Insurers are buying personal lines brokers in an effort to control an unwieldy chain of business

For years, there was talk of personal lines brokers' death, but now insurers are beating a path to the doors of these businesses to acquire them.

Ageas set the tone last year when it paid £200m for Kwik-Fit. Then French mutual giant Covéa paid about £70m for Provident Insurance. A big reason for the latter was to protect its relationship with Swinton. Covea owns Swinton, which constantly posts healthy pre-tax profits. If, say, somebody like Hastings had got its hands on the business who knows if the Covea relationship would have lasted.

And if it’s not the broker, it’s the distribution into personal lines that insurers want. RSA bought high net worth firm Oak Underwriting last month.

Why the sudden interest?

The first point is that insurers are really suffering on their personal lines books. Motor’s combined operating ratio was 122% last year. That’s just not sustainable and there’s immense pressure to act.

Second, the distribution channels through brokers can be tough for insurers – with commissions taken from already thin margins and brokers making money from claims referrals that come back to haunt insurers

Furthermore, there are the tricks personal lines brokers employ to distort underwriting. One of these is differential pricing, in which the broker places the business on an aggregator below the net technical rate, but then recovers the loss through add-ons and referrals to gain volume.

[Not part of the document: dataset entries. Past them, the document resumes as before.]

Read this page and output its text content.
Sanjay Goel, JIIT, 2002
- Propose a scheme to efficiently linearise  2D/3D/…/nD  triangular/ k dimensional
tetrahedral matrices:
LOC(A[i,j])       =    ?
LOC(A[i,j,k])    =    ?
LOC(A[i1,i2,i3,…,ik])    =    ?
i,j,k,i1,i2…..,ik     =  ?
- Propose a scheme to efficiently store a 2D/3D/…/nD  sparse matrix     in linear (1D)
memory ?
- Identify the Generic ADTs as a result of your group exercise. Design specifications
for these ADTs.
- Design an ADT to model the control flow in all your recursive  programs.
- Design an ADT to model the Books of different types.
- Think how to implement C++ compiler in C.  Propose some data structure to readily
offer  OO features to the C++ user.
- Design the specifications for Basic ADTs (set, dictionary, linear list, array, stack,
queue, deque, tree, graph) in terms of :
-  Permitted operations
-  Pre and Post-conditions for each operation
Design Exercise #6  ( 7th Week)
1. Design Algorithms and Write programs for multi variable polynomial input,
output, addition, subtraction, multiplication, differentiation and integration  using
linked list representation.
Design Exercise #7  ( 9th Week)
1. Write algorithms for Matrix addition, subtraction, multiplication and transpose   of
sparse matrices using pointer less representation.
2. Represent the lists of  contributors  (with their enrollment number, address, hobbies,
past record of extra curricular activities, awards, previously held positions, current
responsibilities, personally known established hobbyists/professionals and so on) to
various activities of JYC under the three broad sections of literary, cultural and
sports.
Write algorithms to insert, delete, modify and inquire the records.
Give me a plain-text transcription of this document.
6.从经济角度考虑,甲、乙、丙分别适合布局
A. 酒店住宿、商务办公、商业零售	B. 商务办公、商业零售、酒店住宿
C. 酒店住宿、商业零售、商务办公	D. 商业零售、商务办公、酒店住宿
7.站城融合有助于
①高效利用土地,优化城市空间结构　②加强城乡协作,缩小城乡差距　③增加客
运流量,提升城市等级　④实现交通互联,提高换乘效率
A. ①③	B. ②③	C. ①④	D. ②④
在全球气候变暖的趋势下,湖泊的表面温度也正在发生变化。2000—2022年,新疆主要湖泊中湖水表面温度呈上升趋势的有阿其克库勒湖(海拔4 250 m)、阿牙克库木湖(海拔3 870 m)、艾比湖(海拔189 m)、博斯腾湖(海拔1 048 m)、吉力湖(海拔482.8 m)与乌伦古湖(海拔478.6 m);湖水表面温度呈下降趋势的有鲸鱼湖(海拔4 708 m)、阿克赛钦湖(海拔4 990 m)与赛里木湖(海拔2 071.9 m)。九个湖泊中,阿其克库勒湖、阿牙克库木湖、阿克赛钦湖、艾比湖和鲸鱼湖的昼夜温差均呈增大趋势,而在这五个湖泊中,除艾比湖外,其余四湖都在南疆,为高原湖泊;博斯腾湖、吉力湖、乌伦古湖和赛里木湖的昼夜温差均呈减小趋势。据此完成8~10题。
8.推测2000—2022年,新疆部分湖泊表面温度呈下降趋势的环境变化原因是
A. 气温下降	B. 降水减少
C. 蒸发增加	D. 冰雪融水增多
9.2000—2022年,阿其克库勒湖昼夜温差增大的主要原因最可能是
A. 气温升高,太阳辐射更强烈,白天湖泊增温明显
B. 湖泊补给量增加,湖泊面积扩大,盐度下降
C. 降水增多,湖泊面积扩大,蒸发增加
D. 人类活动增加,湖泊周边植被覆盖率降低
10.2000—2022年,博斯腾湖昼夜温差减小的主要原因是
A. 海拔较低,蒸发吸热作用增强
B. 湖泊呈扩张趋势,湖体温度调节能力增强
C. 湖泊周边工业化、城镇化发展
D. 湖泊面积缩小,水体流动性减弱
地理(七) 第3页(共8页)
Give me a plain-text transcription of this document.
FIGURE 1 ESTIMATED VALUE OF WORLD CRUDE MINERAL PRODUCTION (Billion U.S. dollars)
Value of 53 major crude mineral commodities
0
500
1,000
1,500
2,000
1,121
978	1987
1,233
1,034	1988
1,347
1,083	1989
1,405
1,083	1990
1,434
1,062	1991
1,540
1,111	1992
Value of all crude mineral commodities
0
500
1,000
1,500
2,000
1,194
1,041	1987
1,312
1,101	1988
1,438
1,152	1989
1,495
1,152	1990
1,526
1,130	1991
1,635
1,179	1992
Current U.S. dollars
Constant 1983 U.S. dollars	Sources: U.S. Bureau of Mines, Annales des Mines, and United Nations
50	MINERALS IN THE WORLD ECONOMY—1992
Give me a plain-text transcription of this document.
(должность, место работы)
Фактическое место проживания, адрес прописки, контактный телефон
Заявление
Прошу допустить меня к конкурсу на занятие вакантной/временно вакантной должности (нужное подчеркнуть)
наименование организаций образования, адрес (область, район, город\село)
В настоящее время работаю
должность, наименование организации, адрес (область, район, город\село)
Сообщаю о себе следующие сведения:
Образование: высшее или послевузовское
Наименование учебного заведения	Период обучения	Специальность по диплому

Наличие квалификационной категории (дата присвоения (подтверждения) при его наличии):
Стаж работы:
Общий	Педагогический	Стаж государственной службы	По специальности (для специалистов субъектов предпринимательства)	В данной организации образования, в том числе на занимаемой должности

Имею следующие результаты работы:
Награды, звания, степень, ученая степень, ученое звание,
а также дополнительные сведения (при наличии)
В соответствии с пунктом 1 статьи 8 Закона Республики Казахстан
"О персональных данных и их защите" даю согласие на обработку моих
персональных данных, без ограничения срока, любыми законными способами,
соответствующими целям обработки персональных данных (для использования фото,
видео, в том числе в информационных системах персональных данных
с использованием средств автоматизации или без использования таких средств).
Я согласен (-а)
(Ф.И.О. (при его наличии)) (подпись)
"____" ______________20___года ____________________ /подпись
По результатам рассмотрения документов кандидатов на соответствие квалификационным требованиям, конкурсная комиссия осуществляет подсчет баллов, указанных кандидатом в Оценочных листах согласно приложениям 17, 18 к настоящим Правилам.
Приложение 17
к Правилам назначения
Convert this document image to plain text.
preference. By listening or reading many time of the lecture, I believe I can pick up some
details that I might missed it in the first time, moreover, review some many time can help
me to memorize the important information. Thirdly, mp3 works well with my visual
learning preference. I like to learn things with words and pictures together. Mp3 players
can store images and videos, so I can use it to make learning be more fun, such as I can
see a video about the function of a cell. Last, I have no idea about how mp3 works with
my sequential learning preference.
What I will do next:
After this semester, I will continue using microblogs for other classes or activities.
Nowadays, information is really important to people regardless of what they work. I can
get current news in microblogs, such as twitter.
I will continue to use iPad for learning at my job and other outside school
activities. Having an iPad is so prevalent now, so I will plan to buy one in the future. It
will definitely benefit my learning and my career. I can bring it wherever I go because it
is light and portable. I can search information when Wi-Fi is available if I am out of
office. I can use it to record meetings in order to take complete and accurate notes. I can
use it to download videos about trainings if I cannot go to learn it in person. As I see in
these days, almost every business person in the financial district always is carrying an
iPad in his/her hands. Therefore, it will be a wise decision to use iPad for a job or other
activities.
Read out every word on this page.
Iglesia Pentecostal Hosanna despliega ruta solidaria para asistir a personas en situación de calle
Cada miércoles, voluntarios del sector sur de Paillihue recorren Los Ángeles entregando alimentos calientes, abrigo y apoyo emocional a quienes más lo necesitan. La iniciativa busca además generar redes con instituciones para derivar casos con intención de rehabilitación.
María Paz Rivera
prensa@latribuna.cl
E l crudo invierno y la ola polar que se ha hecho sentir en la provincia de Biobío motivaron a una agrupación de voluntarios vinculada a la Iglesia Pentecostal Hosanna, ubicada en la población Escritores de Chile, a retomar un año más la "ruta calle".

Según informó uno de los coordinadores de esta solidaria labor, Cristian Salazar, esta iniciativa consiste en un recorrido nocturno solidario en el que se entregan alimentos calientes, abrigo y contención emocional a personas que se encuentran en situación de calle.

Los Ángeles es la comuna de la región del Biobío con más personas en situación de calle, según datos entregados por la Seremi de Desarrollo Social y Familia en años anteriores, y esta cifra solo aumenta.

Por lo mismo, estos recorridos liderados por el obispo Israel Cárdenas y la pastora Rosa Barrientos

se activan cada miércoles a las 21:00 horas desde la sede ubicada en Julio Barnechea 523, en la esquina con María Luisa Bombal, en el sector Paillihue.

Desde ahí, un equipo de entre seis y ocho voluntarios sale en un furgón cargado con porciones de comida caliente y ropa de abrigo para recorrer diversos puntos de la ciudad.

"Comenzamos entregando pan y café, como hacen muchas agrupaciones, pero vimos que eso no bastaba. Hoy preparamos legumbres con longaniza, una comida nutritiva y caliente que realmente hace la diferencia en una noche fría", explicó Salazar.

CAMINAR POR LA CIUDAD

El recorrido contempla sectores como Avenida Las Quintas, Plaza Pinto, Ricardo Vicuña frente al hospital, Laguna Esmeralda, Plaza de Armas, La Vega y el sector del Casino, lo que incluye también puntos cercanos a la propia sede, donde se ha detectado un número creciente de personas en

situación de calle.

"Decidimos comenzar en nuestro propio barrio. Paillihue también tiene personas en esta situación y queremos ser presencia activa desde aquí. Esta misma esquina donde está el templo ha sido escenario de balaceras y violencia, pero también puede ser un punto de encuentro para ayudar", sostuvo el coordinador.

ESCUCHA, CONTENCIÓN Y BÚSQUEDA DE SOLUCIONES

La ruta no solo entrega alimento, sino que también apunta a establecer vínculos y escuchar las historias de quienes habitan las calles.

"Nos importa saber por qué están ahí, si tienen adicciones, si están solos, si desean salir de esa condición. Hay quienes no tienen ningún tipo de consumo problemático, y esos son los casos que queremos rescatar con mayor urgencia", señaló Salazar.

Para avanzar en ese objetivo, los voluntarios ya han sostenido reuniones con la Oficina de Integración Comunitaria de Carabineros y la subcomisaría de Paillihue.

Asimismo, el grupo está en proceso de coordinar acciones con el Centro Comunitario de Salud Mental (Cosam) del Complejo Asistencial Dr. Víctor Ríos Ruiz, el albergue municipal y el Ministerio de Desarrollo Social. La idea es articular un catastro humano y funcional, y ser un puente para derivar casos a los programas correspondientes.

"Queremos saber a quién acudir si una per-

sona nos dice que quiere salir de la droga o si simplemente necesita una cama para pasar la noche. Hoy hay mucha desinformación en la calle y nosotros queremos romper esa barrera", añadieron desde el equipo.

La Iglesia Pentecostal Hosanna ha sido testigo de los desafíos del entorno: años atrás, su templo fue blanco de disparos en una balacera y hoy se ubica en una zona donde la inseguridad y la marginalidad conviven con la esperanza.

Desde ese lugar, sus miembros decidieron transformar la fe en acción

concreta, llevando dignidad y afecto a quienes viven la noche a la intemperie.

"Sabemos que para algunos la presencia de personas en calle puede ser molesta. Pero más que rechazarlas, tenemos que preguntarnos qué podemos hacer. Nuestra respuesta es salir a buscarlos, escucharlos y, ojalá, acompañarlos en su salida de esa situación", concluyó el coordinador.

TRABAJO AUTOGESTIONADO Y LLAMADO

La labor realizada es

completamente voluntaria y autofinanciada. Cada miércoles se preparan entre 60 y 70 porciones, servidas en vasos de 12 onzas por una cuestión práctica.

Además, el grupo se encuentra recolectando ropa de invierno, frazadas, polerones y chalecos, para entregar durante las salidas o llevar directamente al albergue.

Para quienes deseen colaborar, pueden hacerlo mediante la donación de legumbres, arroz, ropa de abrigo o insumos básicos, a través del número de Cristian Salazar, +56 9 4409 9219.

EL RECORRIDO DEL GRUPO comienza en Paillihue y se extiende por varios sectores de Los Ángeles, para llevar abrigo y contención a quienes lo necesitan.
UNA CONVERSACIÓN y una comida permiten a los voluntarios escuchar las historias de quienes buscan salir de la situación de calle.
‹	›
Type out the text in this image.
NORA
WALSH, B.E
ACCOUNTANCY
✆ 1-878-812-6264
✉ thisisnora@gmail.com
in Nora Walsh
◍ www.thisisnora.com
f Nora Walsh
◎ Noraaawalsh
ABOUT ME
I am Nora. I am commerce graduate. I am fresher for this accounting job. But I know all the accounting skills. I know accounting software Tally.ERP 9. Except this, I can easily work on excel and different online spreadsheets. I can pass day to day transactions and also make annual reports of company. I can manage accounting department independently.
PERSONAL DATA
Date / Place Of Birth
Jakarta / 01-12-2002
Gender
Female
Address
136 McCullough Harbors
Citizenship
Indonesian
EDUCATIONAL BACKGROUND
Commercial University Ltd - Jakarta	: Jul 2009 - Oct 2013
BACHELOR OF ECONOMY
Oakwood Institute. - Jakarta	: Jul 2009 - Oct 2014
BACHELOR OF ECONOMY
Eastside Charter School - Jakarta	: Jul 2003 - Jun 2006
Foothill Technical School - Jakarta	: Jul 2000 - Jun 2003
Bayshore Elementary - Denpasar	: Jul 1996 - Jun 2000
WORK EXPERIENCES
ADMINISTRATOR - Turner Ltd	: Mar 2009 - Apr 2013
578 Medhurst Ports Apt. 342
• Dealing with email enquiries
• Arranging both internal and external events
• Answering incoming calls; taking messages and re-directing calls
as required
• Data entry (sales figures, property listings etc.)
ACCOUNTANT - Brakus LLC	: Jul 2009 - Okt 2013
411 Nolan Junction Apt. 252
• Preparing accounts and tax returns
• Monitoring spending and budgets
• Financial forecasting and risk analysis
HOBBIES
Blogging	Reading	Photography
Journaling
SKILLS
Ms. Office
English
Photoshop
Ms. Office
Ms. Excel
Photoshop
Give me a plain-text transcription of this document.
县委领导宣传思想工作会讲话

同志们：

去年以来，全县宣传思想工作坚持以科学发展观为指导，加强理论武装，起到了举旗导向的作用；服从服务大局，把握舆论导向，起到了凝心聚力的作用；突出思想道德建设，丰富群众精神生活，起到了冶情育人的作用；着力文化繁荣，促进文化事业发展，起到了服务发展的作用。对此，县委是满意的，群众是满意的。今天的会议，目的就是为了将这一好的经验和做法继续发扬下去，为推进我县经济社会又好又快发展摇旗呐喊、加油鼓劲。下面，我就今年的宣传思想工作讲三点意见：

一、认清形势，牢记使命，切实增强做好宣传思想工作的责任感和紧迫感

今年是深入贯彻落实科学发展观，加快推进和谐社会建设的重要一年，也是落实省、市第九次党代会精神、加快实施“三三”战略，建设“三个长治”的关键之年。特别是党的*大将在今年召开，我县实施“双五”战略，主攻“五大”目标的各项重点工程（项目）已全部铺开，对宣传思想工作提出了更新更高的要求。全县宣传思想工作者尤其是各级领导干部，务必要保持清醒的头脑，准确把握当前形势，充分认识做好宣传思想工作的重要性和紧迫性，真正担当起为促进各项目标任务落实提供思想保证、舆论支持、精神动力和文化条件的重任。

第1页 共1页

This has the effect of pushing prices down, leaving insurers with “winner’s curse” – customers who are after cheap deals, but are likely to be costly on claims.

Third, with big brokers having so much power they can pull and place a book elsewhere as soon as a deal expires. They essentially have control.

By acquiring a personal lines broker or MGA, the whole process can be controlled by the insurer from top to bottom, cutting out waste through expensive commissions, claims referral problems, technical pricing differentials and lack of stability in holding books of business.

Finally, at the niche end, it’s the personal lines broker or underwriting agencies that have built relationships with customers that are happy and unwilling to move. That’s one of the big reasons why RSA bought Oak.

Chubb Europe chief executive Michael Casella sums it up: “Standard property casualty is so beat down that, as far as prices are concerned, you have a huge portfolio that you are getting killed on right now.

“The second piece is the brokers. Between the consolidation in the UK and the alpha houses doing MGA and systems, they’re creating a dynamic for all insurers that creates very difficult trading conditions, pushing us to the edge.”

Casella adds that the control of the facility is very much weighted towards the brokers. He says: “That’s creating a situation for carriers to sit there and say, ‘where else can I play?’ The easy thing for them to do is then to go out and buy somebody.”

Some insurers, Aviva for example, say they are not interested in buying personal lines brokers. But increasingly, it is looking like the only real way to manage the value chain effectively.